A Day Out at the University of Reading

At the end of June, Rose, head cheesemaker Heather, and Nicki and Karen from the office came to visit the labs at the University of Reading to see what I’ve been up to! My supervisor, Professor Glenn Gibson is soon retiring so it was a great opportunity for them to catch up with him. Here is what we got up to!

Most of my experiments are run in the Food and Microbial Sciences Unit lab, here we run gut models (Figure 1) which mimic the conditions in the large intestine so we can research how different interventions can affect the gut microbiome. This model was designed by Glenn in 1998 and remains the

only gut model to be validated against the in vivo conditions of the human body; this was done by comparing the chemical and microbial conditions in the in vitro model with intestines of sudden-death victims. This type of validation is no longer possible due to regulations surrounding what human tissue can be used for, and so no other gut models produced can be validated in this way. This is a three stage model representing different sections of the colon; it is arranged vertically so the contents can flow down through the stages at a rate that mimics transit time through the colon. It is kept warm with a water bath, it is anaerobic by use of Nitrogen gas flow, the solution is kept agitated using magnetic stirrers, and the pH of each stage is monitored and controlled using a dilute solution of acid and alkali. The media that flows through is a mixture of different constituents, including protein and carbohydrate sources, that mimics the fluid that enters your large intestine from the ‘average’ Western diet (Figure 2). When the experiment is set up, each stage is inoculated with the faeces of a healthy person, and the system is left to equilibrate for two weeks. Once those two weeks are complete, we take samples across a few consecutive days to ensure that the model is stable, and then we can start the intervention. When I ran this experiment, I took cheese and put it through a process that simulates the earlier stages of digestion, including chewing, going through the stomach, and going through the small intestine. Then I can put this digested cheese into the top stage of the three-stage model and see how it changes the chemical and microbial environment of each of the three stages as it transitions through across two weeks, with a daily dose of cheese to represent consuming a portion of cheese every day. This experiment can be adapted to investigate

many different interventions, for example, herbal supplements or pharmaceuticals. You can also take faecal sample from different groups of people, e.g. newborn babies, autistic children, people with anxiety, or people with eating disorders, to analyse possible differences

in gut microbiome activity.

Having seen (and smelt!) the gut model currently being run by my colleague, we had a look around the other labs in the department. Including the teaching labs where the undergraduate students are taught how to run food science experiments (Figure 4).

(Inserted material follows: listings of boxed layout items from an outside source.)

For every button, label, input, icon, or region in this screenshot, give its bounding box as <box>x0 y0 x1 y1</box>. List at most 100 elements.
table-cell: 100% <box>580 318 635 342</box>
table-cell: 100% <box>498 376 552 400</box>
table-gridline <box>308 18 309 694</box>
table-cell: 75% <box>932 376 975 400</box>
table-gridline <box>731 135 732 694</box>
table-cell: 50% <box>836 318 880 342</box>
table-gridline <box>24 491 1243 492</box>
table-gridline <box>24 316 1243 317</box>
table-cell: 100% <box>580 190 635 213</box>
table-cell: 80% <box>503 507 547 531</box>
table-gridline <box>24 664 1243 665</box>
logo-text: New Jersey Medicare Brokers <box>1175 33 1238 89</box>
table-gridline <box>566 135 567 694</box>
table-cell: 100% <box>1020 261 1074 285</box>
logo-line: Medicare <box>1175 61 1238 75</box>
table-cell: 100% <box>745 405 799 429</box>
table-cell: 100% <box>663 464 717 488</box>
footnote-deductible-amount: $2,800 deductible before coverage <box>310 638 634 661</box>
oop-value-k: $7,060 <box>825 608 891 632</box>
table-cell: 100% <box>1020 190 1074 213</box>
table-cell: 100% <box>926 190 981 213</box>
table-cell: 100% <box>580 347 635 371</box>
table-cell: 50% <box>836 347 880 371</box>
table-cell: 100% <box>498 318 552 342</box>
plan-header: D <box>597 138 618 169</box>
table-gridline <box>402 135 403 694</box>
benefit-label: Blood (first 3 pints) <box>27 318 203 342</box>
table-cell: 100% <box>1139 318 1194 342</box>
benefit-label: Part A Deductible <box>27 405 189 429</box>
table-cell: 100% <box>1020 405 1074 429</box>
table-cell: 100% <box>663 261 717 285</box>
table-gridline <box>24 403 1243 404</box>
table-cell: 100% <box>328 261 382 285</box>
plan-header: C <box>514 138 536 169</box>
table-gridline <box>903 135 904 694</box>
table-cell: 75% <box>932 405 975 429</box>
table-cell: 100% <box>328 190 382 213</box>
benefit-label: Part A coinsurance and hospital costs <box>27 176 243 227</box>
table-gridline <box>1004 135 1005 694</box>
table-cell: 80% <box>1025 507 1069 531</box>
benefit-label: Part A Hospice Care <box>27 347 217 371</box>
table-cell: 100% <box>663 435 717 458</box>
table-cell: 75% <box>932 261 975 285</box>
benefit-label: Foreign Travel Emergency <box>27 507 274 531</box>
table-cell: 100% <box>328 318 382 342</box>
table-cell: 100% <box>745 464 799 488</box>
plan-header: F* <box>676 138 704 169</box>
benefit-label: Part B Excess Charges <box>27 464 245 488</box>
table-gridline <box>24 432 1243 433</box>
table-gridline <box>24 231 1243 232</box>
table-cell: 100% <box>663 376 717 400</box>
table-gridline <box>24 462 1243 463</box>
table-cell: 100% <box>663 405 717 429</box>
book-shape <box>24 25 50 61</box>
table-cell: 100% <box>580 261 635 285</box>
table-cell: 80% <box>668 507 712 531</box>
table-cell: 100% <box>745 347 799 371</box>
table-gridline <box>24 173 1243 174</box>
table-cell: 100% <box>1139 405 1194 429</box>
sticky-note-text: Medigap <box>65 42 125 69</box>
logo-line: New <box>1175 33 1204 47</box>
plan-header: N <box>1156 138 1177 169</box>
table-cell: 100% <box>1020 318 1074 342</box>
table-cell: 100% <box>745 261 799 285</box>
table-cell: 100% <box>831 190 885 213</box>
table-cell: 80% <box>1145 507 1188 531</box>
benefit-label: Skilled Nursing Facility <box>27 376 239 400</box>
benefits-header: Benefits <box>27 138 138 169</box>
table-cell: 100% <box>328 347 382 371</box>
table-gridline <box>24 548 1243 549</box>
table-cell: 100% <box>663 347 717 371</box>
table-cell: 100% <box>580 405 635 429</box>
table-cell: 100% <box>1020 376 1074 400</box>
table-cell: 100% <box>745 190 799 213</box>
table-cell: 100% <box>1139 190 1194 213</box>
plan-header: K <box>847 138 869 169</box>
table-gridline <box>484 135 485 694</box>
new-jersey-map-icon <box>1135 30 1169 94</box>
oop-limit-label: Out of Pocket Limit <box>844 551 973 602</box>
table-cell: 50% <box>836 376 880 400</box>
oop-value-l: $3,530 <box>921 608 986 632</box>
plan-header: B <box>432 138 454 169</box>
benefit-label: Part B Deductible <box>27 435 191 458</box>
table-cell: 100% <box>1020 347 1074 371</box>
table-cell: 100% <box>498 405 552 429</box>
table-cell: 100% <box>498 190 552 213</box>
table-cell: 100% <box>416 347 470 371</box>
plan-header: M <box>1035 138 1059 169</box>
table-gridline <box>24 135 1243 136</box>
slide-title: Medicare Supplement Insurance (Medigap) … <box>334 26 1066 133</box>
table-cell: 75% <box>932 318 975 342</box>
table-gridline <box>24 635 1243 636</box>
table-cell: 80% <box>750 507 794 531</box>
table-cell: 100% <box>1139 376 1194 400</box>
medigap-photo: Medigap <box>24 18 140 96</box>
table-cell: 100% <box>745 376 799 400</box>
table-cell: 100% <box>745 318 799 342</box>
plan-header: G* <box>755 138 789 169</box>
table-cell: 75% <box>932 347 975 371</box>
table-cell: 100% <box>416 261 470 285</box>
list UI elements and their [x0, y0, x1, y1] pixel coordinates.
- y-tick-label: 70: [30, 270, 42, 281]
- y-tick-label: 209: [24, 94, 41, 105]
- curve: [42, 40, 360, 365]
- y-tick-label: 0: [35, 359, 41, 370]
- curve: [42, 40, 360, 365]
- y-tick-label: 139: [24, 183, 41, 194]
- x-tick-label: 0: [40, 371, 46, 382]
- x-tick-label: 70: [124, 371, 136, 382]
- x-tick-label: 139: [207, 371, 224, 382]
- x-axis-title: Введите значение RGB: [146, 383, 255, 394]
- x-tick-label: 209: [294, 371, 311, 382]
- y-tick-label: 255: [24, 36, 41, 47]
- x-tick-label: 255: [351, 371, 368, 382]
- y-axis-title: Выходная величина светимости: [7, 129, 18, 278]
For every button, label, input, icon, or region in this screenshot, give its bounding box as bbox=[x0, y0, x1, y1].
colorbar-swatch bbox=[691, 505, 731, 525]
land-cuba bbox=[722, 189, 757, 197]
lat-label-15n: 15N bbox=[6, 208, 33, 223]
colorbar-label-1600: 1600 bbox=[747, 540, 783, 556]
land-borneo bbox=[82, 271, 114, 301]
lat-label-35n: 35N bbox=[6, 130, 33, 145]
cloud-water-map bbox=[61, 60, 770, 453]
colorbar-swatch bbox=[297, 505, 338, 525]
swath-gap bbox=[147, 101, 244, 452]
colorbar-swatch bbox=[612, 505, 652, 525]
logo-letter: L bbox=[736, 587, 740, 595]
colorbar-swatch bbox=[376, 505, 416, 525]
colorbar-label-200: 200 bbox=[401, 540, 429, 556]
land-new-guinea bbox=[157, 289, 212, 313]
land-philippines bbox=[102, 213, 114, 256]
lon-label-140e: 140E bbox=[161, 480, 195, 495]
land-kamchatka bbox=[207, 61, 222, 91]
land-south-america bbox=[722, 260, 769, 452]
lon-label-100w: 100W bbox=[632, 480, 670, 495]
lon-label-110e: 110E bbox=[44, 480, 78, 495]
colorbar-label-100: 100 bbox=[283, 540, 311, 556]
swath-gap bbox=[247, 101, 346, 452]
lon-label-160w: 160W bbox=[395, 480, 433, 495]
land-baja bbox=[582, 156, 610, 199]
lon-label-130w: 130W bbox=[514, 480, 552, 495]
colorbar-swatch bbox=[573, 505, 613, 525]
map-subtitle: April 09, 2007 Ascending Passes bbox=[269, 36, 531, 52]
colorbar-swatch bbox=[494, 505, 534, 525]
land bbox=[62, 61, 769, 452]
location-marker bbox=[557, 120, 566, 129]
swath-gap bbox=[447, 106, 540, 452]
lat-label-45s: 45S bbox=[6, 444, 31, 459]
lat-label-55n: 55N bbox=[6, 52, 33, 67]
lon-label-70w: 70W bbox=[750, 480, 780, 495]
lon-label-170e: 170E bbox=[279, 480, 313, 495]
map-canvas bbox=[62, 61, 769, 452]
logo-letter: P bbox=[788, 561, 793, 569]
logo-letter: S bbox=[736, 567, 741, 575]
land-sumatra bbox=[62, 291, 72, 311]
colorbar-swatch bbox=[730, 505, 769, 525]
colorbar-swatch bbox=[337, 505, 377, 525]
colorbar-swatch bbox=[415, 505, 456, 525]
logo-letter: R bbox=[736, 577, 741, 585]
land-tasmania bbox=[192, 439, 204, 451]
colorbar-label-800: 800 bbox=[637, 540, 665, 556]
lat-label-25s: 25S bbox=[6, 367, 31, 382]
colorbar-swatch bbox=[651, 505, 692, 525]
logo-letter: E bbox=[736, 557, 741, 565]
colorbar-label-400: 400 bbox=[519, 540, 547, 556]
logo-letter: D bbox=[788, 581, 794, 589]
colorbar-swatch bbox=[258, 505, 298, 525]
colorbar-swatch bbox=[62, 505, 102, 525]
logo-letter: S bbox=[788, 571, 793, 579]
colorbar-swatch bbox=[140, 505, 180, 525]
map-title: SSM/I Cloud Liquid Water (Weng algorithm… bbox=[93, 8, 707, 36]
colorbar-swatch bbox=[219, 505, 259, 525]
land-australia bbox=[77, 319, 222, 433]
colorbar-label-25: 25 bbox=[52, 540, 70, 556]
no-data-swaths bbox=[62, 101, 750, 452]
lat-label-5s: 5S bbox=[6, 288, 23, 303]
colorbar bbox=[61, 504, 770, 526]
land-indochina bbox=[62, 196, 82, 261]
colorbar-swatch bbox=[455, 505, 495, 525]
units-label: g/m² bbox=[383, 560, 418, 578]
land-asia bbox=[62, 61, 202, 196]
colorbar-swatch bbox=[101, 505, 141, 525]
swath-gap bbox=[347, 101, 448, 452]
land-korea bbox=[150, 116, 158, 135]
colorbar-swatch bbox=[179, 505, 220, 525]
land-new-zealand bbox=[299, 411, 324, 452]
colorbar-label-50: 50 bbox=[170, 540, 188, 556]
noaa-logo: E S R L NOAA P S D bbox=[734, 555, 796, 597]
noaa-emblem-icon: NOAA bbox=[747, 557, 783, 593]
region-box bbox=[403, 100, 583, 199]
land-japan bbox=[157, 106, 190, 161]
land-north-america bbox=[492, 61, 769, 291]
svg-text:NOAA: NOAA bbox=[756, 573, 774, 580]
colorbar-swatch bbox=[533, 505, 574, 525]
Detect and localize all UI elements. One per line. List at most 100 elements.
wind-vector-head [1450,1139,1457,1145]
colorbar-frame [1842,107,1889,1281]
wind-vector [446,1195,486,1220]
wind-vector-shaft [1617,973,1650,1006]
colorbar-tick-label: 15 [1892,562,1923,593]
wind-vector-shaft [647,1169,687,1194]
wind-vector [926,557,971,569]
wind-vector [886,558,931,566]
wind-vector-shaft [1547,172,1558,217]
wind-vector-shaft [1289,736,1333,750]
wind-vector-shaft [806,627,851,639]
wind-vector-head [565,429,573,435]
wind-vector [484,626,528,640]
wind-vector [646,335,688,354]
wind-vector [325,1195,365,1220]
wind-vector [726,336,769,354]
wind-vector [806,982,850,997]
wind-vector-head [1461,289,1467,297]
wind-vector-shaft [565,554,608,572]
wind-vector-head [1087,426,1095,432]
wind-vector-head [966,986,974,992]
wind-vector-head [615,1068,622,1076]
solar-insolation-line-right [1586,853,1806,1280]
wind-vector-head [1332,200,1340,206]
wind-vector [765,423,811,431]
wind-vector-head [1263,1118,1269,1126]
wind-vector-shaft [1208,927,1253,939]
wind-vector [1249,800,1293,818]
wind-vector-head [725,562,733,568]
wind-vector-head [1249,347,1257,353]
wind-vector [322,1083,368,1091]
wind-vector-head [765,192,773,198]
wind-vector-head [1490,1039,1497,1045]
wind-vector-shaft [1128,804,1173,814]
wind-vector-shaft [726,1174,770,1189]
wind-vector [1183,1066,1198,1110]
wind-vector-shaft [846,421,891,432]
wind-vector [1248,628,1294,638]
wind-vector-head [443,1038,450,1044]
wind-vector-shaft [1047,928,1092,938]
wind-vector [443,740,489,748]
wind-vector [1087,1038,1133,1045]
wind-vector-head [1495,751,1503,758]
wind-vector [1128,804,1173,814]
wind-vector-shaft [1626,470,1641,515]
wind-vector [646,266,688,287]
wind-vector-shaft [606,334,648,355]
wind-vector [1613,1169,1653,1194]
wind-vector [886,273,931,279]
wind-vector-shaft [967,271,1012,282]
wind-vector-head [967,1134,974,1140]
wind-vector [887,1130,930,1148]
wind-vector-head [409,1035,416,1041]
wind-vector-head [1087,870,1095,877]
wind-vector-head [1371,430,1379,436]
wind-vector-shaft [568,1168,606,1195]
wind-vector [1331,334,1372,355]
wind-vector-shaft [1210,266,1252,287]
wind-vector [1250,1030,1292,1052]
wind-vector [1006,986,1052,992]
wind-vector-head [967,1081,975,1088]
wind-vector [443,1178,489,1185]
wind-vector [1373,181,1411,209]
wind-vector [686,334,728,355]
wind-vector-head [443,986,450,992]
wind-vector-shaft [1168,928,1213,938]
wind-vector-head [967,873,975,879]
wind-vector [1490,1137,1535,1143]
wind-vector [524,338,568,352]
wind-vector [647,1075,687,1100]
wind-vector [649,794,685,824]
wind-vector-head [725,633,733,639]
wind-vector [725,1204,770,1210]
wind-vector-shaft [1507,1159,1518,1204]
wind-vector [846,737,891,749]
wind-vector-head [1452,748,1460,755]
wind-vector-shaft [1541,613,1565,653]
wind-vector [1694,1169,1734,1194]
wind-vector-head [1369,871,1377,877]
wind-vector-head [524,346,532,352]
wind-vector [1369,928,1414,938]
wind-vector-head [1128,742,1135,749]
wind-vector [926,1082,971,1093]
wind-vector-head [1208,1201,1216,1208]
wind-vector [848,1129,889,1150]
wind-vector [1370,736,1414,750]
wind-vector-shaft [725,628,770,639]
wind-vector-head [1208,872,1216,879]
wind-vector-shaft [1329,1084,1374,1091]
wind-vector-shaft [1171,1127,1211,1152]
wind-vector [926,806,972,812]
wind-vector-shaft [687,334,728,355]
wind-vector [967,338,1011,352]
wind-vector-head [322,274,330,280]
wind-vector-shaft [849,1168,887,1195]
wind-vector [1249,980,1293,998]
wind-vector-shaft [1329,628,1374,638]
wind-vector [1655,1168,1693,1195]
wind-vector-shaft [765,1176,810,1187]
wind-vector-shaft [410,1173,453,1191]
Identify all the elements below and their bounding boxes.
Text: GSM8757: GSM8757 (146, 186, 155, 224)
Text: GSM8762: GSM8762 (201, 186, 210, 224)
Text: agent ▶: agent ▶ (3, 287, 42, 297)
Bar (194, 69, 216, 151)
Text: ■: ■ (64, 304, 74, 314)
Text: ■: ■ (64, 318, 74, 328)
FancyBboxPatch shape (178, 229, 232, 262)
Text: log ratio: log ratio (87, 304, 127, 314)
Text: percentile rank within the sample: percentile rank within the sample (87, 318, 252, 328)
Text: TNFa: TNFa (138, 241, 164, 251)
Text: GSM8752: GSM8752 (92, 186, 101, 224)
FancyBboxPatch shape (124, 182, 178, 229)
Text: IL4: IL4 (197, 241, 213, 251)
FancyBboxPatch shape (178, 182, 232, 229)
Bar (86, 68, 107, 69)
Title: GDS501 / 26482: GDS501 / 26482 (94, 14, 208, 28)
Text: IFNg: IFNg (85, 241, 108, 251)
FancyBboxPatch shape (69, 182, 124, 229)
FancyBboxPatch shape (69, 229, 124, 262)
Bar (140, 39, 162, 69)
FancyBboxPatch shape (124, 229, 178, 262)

We visited the flow cytometry lab; the bacterial analysis of the gut models often involves flow-FISH (fluorescent in situ hybridisation) cytometry. In this process, we take our samples and add DNA probes which will bind specifically to areas of DNA of certain groups of bacteria that we are interested in, these probes are attached to a fluorophore that will light up when exposed to a laser. We put our samples through the flow cytometer which involves passing the bacteria in a sample through an extremely narrow channel which only allows one cell through at a time and shines a laser beam across them (Figure 5). The laser will

light up the DNA probes, and the machine will measure the brightness of the light emitted and the way that it scatters across the detector. Using this, we can determine the quantity and types of bacteria in a sample.

In my experiments, I look at how the quantity of all bacteria and specific groups of bacteria changes in response to cheese in the gut models. The hypothesis is that the cheese will increase the number of probiotic bacteria in a sample, including Bifidobacteria and Lactococcus species. Some of the raw data from one of my experiments can be seen in Figures 6 and 7.

Next, we took the group to see the Chemical Analysis Facility (CAF) (Figure 8). This is a lab in the Chemistry department which has all manner of interesting analytical equipment. In my studies so far I have used the nuclear magnetic resonance (NMR) spectrometer to look at the presence of different compounds in my samples (Figure 9). This machine uses a very strong magnet which excites any hydrogen atoms in a sample and then detects the signals that these atoms give out in response. Different compounds will return different signals, so

we can use the spectra that the NMR spectrometer produces to work out which compounds are present in a sample. For example, Figure 10 shows the spectra produced when I compared young vs mature Bix!

We finished the visit with lunch at the on-campus pub! It was super fun to show some of the Creamery team around the labs and explain what I have been doing, I think they enjoyed it too!